Louis Cottrell Jr. starb im März 1978 im Alter von 67 Jahren nach kurzer Krankheit plötzlich in seinem Haus in New Orleans.[7] Er wurde zu Recht mit einer Jazz-Beerdigung geehrt, als sich Tausende in einer kleinen katholischen Gentilly-Kirche versammelten, um sich von ihm zu verabschieden. Inspiriert von diesem musikalischen Erbe wurde Cottrells Enkel Louis Cottrell Schlagzeuger und trat mit der Young Tuxedo Brass Band, Dr. Michael White und viele andere traditionelle Jazzbands.

Diskografie

Als Führungskraft

  • 1961: New Orleans: Die lebenden Legenden, Riverside Records (mit McNeal Breaux, Alcide Pavageau, Emanuel Sayles)
  • 1963: Dixieland Hall präsentiert Louis Cottrell und seine New Orleans Jazz Band, Adel
  • 1973: New Orleans Heritage Hall Jazzband, BSP Crescendo-Aufzeichnungen
  • 1974: Louis Cottrells Heritage Hall Jazz Band Live bei Carnegie Hall, Viko (mit Blanche Thomas, Singen)
  • 1980: Louis Cottrell Quintet Hall Kräuterquintett - Clarinet Legends (GHB)

Andere Auftritte

  • 1935: Boots And His Buddies / Don Albert & His Orchestra (Gesang)
  • 1951: Paul Barbarin & seine New Orleans Band – Konzert (504)
  • 1955: Paul Barbarin & seine New Orleans Jazz Band – The Atlantic New Orleans Sessions (Mosaik)
  • 1960: Peter Bocage w.
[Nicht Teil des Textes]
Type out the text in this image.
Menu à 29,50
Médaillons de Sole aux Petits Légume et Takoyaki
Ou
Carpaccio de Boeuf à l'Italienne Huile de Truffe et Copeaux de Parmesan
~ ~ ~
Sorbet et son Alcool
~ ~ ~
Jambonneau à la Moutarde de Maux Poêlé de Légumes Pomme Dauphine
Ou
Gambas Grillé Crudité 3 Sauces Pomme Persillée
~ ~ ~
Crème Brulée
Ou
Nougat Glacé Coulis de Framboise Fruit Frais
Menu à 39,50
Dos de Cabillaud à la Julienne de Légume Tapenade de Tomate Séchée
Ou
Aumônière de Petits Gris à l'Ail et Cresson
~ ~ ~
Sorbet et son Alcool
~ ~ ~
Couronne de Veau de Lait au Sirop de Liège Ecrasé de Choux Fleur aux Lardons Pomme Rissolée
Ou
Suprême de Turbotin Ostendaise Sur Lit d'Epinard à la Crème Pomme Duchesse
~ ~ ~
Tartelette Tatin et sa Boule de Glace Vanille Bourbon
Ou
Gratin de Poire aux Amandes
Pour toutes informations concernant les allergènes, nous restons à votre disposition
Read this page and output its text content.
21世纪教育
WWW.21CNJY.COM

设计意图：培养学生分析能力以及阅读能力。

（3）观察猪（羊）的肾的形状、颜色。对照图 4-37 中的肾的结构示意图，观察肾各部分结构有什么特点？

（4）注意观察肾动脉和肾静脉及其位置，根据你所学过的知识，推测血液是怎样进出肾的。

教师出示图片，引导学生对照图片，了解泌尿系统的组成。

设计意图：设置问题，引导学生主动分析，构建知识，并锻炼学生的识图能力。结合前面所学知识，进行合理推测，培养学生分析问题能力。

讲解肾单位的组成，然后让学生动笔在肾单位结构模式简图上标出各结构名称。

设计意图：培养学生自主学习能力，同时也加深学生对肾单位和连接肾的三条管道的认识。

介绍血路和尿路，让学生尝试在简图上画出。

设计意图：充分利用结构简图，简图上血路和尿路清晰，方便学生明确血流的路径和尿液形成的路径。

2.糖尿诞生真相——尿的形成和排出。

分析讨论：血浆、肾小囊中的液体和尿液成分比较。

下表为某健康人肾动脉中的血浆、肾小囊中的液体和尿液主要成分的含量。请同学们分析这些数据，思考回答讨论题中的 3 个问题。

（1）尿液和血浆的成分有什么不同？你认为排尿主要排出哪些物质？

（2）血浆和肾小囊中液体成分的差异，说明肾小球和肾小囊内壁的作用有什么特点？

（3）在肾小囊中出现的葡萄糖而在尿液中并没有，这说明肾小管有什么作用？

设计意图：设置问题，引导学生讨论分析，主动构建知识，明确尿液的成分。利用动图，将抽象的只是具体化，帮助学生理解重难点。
His Creole Serenaders & The Love Jiles Ragtime Orchestra (Flussseite)
  • 1960: Peter Bocage und seine kreolischen Serenaders – New Orleans: Die lebenden Legenden Peter Bocage (Flussseite)
  • 1961: Jim Robinson und seine New Orleans Band – New Orleans: Die lebenden Legenden Jim Robinson (Flussseite)
  • 1961: Jim Robinson New Orleans Band – New Orleans: Die lebenden Legenden Jim Robinson spielt Spirituals und Blues (Flussseite)
  • 1961: The Bell Gal und ihre Dixieland Boys Music (Flussseite)
  • 1962: Paul Barbarin & seine New Orleans Band – Bourbon Street Beat (GHB)
  • 1962: Paul Barbarin & His New Orleans Band – Punch Miller’s Bunch & George Lewis (Atlantisch)
  • 1962: Olympia Brass Band / Eureka Brass Band – Musik aus New Orleans The Brass Bands (Jazzologie)
  • 1962: Jim Robinson N.O.Band Pierce Billie & De De – Jazz in der Preservation Hall 2 (Atlantisch)
  • 1962: Eureka Brass Band – Jazz At Preservation Hall Collectables (Jazz-Klassiker)
  • 1962: Thomas Jefferson – Träumen auf dem Fluss nach New Orleans (GHB)
  • 1962: Don Albert - Echos of New Orleans (GHB)
  • 1962: Peter Bocage und seine kreolischen Serenaders (Jazzologie)
  • 1963: Die süße Emma Barrett und ihre Musik aus New Orleans (Südland)
  • 1963: Chink Martin – Shades Of New Orleans (Südland)
  • 1964: Paul Barbarin & His New Orleans Band – Das Beste in der Dixieland Hall (Adel)
  • 1964: Bob Havens und seine New Orleans All Stars (Südland)
  • 1964: Waldron Frog Joseph und seine New Orleans Jazzband (Adel)
  • 1964: Frosch und seine Freunde in der Dixieland Hall (Adel)
  • 1964: Barbarins Beste (Flussseite)
  • 1964: Great Spirituals, Avery 'Kid' Howard und seine New Orleans Jazz Band in der Zion Hill Church (Adel)
  • 1965: Waldron Frog Joseph Traditioneller New Orleans Jazz (Dula)
  • 1966: Onward Brass Band Konzert 1966 (Jazz-Kreuzzug)
  • 1968: Weiter Blaskapelle (Jazz-Kreuzzug)
  • 1969: Paul Barnes Quartette (nola)
  • 1969: Paul Barnes & Emile Barnes Quartett (Amerikanische Musik)
  • 1969: Paul Barbarins Onward Brass Band: In Concert (Adel)
  • 1972: Wallace Davenport mit Jim Robinson und Louis Nelson (Mein Jazz)
  • 1975: Zwei Seiten von New Orleans (Kommission für Tourismusentwicklung in Louisiana)
  • 1977: Teddy Riley – Lächeln Sie mit den Klängen von ... (Kon-ti)
  • 1978: Soundtrack zu Pretty Baby (ABC)

Kompositionen

  • Du liebst mich nicht (wahr)
  • Blues für Dixie
  • Drags Turnaround-Blues

Literatur

  • Leonard Feder, Ira Gitler: Die Biographische Enzyklopädie des Jazz. Oxford University Press, New York 1999, ISBN 0-19-532000-X.